Weol-ju (Park Si-eun) is a hot-tempered woman who runs a pop-up bar along with her down to earth employee, Guibanjang (Choi Won-young). Both are able to enter the dreams of their clientele in order to solve their life-damaging ‘grudges’.
Yet the deadline to clear 100,000 grudges (due to an initially unspecified crime Weol-ju committed 500 years ago) is fast approaching and they need help, lest Weol-ju be cast into a torturous hell with no chance of reincarnation.
In stumbles Han Kang-bae (Yook Sung-jae), a young supermarket worker cursed with an unwanted power: anyone he touches will immediately spill out all their deepest fears and vendettas. Persuaded to help by Weol-ju’s insistent promise that she can ‘cure’ him, the trio work hard to help those in need.

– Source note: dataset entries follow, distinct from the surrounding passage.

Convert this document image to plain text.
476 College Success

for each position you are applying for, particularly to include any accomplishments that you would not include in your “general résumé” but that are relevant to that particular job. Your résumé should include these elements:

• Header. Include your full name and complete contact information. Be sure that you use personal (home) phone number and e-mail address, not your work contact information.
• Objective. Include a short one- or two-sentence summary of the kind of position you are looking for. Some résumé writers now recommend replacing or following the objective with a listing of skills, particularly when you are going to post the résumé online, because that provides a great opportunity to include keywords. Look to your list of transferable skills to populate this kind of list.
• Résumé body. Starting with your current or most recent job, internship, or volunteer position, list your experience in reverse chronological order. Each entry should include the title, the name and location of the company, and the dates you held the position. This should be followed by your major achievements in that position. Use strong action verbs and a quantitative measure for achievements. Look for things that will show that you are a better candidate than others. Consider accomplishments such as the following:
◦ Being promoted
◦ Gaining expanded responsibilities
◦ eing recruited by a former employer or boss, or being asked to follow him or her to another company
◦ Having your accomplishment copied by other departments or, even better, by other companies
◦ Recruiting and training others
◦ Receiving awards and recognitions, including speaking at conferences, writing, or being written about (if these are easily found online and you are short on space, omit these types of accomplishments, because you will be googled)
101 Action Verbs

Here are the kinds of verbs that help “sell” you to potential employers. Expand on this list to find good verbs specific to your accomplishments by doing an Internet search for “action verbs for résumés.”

Mystic Pop-Up Bar tends to the slice of life problems that weigh us all down whilst doing so within an overarching plot that incorporates dramatically jiggled versions of Korean folklore.

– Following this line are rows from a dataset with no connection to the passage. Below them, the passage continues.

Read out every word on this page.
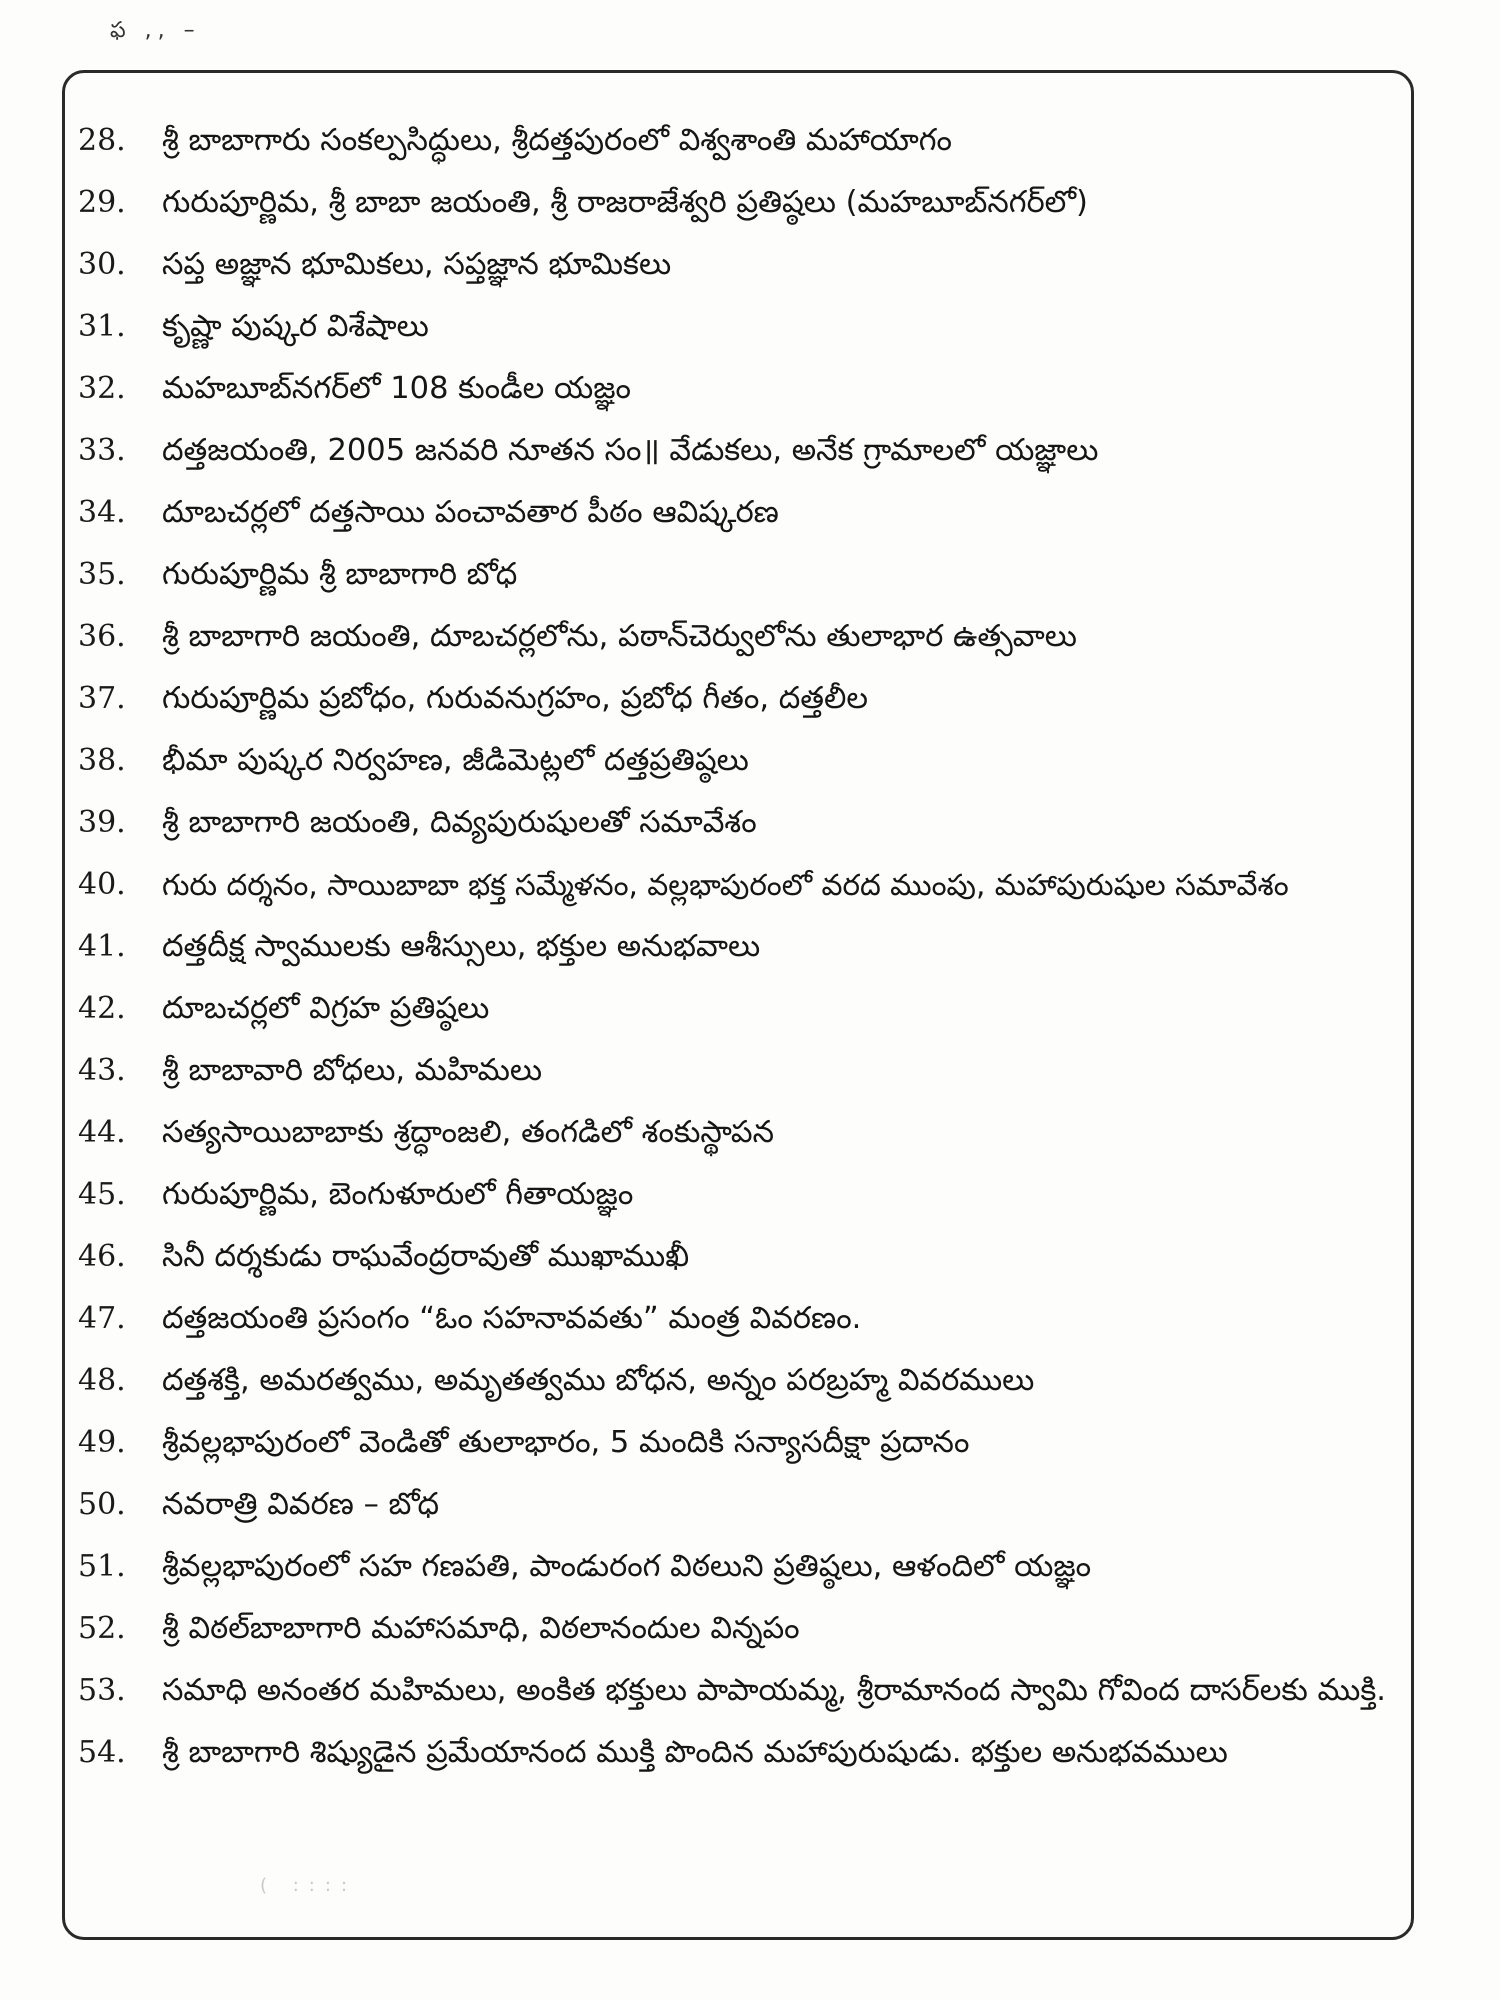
ఫ ,, –
28.	శ్రీ బాబాగారు సంకల్పసిద్ధులు, శ్రీదత్తపురంలో విశ్వశాంతి మహాయాగం
29.	గురుపూర్ణిమ, శ్రీ బాబా జయంతి, శ్రీ రాజరాజేశ్వరి ప్రతిష్ఠలు (మహబూబ్‌నగర్‌లో)
30.	సప్త అజ్ఞాన భూమికలు, సప్తజ్ఞాన భూమికలు
31.	కృష్ణా పుష్కర విశేషాలు
32.	మహబూబ్‌నగర్‌లో 108 కుండీల యజ్ఞం
33.	దత్తజయంతి, 2005 జనవరి నూతన సం॥ వేడుకలు, అనేక గ్రామాలలో యజ్ఞాలు
34.	దూబచర్లలో దత్తసాయి పంచావతార పీఠం ఆవిష్కరణ
35.	గురుపూర్ణిమ శ్రీ బాబాగారి బోధ
36.	శ్రీ బాబాగారి జయంతి, దూబచర్లలోను, పఠాన్‌చెర్వులోను తులాభార ఉత్సవాలు
37.	గురుపూర్ణిమ ప్రబోధం, గురువనుగ్రహం, ప్రబోధ గీతం, దత్తలీల
38.	భీమా పుష్కర నిర్వహణ, జీడిమెట్లలో దత్తప్రతిష్ఠలు
39.	శ్రీ బాబాగారి జయంతి, దివ్యపురుషులతో సమావేశం
40.	గురు దర్శనం, సాయిబాబా భక్త సమ్మేళనం, వల్లభాపురంలో వరద ముంపు, మహాపురుషుల సమావేశం
41.	దత్తదీక్ష స్వాములకు ఆశీస్సులు, భక్తుల అనుభవాలు
42.	దూబచర్లలో విగ్రహ ప్రతిష్ఠలు
43.	శ్రీ బాబావారి బోధలు, మహిమలు
44.	సత్యసాయిబాబాకు శ్రద్ధాంజలి, తంగడిలో శంకుస్థాపన
45.	గురుపూర్ణిమ, బెంగుళూరులో గీతాయజ్ఞం
46.	సినీ దర్శకుడు రాఘవేంద్రరావుతో ముఖాముఖీ
47.	దత్తజయంతి ప్రసంగం “ఓం సహనావవతు” మంత్ర వివరణం.
48.	దత్తశక్తి, అమరత్వము, అమృతత్వము బోధన, అన్నం పరబ్రహ్మ వివరములు
49.	శ్రీవల్లభాపురంలో వెండితో తులాభారం, 5 మందికి సన్యాసదీక్షా ప్రదానం
50.	నవరాత్రి వివరణ – బోధ
51.	శ్రీవల్లభాపురంలో సహ గణపతి, పాండురంగ విఠలుని ప్రతిష్ఠలు, ఆళందిలో యజ్ఞం
52.	శ్రీ విఠల్‌బాబాగారి మహాసమాధి, విఠలానందుల విన్నపం
53.	సమాధి అనంతర మహిమలు, అంకిత భక్తులు పాపాయమ్మ, శ్రీరామానంద స్వామి గోవింద దాసర్‌లకు ముక్తి.
54.	శ్రీ బాబాగారి శిష్యుడైన ప్రమేయానంద ముక్తి పొందిన మహాపురుషుడు. భక్తుల అనుభవములు
( ::::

In doing so it bears many similarities with the superb Uncanny Counter, insofar as both deal with disruptive demons and officious heavens.
Uncanny Counter leaned on Buffy The Vampire Slayer stylings to storm forward, whereas Mystic Pop-Up Bar is more Midnight Diner: enriched by individual one off stories.
Yet, a note of caution. This is a classic homegrown Korean show that happens to have gotten a Netflix distribution, rather than made with Netflix in mind. It is 12 hour-long episodes (which is actually shorter than the standard 16) and blends comedy and drama in that peculiar way endemic to Korean programming, where ‘amusing’ sound effects and clanging bell ‘this is funny!’ direction can quickly try your patience.
This is especially true in the earlier episodes when the character work needed for such comedy to land has yet to be done; thankfully such an approach is dialled down as the series progresses.
Is Mystic Pop-Up Bar Worth Watching?
Mystic Pop-Up Bar starts spottily but improves as the central dynamic between the three characters takes shape.
Weol-ju, when she isn’t delivering cliched ‘fiery woman’ burns, has a plot and performance that is aching with the full 500 years of her regret.
Similarly, Guibanjang’s somewhat cheeky loyalty is a wonderful element that only deepens as his own plotline is uncovered.
Choi Won-young is the standout draw as his experienced delivery toes the line between drama and comedy much better than silly squeaks and cartoonish eye blinks ever could.
The weak third wheel is Kang-bae, who plays a popped out of the mould ‘cute’ boy. Sung-jae is best when dealing serving up empathy and kindness, but he is undermined by the show’s editing, which holds back showing the heartbreak he has had to deal with due to his curse until late in the series.
In Uncanny Counter So-Mun’s daily struggle was evident with his physical disability; Kang-bae is too happy-go-lucky to buy his pain. His falling in love plotline, therefore, makes for a light-hearted reprieve rather than a success of character, which is a shame because Kang Yeo-rin (Jung Da-eun, the object of his affections) is an impressive hard nut with a collection of excellent jackets and a much better character arc, even if it is slow to develop.
In a show where there are heaven-sent rules and regulations about reincarnation, Mystic Pop-Up Bar flirts with being too melodramatic, but earns your heart and tears by the strength of eventual camaraderie and some truly wonderful episodic grudges; such as a respectful and emotional storyline about a man with Alzheimer’s mourning the loss of his mother; a fantasy romance author who dies before finishing her novel; a woman searching for her lost son kidnapped 15 years ago; and a couple unable to conceive.
Despite a rocky start and some irritating habits (that, to be fair, appear to be a cultural method used in some Korean shows like The Sound of Magic), Mystic Pop-Up Bar is worth stepping into and unburdening yourself with.
As the final secrets are revealed and both heaven and hell are challenged, it’s a welcome bowl of udon noodles slid across the bar into your cold and grateful hands.